Bank of Greece Governor Yannis Stournaras on Wednesday issued an emphatic call to the government to reach an agreement with the country’s creditors, saying that otherwise it would pave the way for a Greek exit from the eurozone. In the BoG Monetary Policy report Stournaras also expressed concern about the economy’s return to recession this year, recommending the continuation of the fiscal adjustment with an emphasis on cutting tax exemptions.

“A failure in negotiations would be the start of a painful course that would first lead to bankruptcy and eventually to the exit of the country from the eurozone – and quite possibly from the European Union,” the former finance minister wrote in the BoG report.

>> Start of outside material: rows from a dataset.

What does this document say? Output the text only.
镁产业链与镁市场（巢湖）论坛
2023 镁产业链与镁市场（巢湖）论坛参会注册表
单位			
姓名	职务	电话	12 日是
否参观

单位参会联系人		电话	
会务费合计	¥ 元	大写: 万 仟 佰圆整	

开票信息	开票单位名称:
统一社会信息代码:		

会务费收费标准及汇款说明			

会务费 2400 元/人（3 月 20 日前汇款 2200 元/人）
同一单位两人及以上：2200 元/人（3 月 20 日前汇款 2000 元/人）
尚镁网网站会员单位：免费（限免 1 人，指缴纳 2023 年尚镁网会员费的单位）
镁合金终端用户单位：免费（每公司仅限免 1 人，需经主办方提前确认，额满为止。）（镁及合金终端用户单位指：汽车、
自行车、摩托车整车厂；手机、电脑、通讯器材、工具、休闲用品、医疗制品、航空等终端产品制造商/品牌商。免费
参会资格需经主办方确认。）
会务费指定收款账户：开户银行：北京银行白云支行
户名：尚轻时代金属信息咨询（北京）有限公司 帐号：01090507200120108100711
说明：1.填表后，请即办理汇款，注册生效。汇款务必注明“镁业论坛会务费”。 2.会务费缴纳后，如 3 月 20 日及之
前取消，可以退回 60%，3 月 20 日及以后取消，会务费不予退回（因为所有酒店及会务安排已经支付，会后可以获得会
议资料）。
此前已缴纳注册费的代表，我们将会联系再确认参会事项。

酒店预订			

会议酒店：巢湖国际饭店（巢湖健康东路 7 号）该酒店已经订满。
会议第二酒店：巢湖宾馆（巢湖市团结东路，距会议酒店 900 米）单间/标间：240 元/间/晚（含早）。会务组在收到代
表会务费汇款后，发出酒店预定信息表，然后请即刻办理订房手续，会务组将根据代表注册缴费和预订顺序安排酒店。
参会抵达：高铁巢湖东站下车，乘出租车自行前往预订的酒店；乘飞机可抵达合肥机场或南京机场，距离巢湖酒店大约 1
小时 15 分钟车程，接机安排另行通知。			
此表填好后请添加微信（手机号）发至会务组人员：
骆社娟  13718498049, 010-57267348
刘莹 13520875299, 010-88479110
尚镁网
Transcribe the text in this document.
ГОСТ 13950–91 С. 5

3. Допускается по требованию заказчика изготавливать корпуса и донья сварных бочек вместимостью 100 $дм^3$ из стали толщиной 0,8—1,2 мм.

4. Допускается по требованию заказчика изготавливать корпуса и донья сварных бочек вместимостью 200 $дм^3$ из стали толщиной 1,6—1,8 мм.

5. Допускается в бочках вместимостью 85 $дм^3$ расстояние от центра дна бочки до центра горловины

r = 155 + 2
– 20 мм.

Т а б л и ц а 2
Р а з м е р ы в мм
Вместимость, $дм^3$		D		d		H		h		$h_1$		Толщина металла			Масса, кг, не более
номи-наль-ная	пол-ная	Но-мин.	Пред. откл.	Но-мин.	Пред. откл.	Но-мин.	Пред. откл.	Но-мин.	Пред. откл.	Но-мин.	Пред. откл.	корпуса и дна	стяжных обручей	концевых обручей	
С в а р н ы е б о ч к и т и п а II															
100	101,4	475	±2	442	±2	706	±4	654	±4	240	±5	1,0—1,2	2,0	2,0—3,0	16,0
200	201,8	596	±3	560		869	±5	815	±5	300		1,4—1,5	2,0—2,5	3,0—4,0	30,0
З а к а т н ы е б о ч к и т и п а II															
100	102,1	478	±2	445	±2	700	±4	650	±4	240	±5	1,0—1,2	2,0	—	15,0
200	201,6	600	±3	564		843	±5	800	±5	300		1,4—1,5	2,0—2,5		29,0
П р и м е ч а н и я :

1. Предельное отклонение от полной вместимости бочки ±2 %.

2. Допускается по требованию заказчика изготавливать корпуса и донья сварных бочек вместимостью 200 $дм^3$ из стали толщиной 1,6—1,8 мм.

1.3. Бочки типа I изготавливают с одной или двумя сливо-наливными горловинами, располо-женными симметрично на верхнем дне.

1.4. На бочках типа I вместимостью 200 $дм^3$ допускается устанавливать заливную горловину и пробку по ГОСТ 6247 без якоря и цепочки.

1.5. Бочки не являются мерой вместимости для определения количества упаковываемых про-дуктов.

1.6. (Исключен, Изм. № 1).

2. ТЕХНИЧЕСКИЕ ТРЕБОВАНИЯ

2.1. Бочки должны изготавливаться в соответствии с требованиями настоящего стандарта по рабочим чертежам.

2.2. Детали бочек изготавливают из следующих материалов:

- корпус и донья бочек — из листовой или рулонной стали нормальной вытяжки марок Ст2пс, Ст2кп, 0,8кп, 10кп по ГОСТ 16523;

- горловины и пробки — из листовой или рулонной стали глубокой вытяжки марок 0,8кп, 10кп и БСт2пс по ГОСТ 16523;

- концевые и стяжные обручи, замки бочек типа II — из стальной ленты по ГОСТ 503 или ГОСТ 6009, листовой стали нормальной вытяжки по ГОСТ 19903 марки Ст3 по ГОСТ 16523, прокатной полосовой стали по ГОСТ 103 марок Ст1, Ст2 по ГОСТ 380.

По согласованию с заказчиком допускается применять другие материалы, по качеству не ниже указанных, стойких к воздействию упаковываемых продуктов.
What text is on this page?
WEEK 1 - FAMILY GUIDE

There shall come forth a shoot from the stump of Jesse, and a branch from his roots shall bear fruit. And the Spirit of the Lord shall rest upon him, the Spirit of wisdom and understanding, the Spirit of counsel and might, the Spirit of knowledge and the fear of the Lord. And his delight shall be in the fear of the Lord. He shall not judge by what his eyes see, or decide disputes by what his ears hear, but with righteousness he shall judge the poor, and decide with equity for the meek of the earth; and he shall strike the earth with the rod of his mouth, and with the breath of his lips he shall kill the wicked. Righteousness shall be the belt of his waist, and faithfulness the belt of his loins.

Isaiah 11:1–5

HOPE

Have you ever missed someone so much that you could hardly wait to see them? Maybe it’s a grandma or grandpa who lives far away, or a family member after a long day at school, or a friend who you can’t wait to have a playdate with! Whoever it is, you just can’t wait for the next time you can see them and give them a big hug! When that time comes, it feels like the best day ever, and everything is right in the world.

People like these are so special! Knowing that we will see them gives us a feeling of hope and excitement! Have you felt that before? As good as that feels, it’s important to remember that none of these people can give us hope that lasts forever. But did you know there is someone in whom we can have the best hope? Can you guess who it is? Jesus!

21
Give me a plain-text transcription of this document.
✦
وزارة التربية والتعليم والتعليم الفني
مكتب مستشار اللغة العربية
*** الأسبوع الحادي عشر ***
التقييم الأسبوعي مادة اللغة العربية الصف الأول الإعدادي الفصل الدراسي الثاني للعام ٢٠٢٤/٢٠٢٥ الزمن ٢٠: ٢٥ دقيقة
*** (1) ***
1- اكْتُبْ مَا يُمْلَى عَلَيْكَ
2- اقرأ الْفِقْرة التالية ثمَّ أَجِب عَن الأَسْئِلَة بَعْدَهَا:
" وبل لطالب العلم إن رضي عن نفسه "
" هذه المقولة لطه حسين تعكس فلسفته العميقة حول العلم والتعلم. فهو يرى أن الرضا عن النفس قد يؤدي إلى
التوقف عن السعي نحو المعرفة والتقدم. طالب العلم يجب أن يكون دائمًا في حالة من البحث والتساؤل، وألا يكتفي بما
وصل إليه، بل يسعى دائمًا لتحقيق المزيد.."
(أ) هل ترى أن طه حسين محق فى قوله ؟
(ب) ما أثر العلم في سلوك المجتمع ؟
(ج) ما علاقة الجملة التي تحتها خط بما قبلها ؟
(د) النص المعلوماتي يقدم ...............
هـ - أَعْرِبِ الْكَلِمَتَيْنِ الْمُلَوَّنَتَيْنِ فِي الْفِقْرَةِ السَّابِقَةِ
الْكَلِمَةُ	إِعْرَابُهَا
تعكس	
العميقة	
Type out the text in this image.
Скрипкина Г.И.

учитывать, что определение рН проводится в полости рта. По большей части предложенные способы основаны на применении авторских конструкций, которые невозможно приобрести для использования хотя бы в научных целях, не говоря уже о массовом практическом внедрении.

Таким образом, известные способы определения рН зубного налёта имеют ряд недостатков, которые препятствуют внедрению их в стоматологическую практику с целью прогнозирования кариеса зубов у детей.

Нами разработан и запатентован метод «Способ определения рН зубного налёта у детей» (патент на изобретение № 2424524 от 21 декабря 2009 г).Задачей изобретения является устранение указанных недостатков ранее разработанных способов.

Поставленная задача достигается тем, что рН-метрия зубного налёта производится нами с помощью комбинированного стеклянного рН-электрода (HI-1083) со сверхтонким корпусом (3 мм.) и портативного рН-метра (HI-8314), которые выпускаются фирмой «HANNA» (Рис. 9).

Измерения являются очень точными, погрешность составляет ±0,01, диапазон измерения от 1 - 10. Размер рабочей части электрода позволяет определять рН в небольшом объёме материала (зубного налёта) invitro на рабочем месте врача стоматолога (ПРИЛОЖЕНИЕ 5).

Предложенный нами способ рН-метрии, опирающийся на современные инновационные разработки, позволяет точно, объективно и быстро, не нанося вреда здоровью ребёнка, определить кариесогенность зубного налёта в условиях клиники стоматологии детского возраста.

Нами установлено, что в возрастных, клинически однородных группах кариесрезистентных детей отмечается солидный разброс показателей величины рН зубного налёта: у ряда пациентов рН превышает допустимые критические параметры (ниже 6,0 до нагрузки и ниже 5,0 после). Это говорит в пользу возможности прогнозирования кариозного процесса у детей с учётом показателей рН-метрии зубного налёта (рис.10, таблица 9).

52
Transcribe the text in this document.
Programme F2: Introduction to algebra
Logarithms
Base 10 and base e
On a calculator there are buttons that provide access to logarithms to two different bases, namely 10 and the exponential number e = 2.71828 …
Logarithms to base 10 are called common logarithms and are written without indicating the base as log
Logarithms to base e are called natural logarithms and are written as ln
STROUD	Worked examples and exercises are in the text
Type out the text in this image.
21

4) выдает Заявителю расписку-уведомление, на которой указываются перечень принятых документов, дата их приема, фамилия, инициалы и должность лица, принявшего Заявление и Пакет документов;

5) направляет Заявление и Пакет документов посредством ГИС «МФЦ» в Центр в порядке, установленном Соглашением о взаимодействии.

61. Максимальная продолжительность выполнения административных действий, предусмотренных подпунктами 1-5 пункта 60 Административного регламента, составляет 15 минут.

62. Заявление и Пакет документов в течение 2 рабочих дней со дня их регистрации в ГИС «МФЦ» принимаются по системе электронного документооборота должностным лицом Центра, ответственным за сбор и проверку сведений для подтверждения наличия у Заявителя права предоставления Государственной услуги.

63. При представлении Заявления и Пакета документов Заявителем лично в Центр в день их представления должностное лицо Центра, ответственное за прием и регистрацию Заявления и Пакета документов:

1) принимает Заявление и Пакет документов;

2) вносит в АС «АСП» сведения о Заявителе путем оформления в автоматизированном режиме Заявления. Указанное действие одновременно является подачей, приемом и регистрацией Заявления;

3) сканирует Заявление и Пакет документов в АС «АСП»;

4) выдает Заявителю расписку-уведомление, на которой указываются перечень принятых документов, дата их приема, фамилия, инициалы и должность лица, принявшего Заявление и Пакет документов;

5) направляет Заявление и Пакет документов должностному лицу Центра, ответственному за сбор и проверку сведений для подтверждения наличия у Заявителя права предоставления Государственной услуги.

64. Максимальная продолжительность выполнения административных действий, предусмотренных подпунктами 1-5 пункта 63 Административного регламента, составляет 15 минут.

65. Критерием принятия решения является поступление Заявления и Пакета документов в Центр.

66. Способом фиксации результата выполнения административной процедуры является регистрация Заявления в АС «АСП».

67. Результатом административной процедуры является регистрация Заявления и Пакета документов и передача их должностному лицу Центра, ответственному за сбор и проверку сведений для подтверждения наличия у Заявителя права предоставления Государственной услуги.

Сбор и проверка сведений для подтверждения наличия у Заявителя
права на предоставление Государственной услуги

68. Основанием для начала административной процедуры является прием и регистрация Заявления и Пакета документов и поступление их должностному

“A debt crisis under control, such as the one we are tackling today with the help of our peers, would be transformed into a crisis beyond control, with major risks for the banking system and for credit stability,” Stournaras warned, adding that a Greek exit would turn the country “from an equal member in the nucleus of European states into a poor country in Southern Europe,” with recession deepening, unemployment multiplying and incomes shrinking dramatically.

He noted that there is not much distance left to cover in talks and that the Europeans should fulfill their commitment made in November 2012 to lighten the Greek debt. It is on this and other factors that “the new funding program” should be based.

The central bank expects the economy to either remain stagnant or post marginal growth this year, but only as long as conditions in the economy revert to normality, otherwise there is a danger that “the economy will enter a new recession cycle.”

On the fiscal front, the BoG noted that the budget has stayed on course in the first few months of this year at the expense of the rest of the economy. It further emphasized the importance of abolishing non-targeted tax exemptions that could bring in annual revenues of some 3.6 billion euros.

The report also forecasts an increase in labor cost per unit within 2015 and a further decline in property prices, albeit at a slower pace.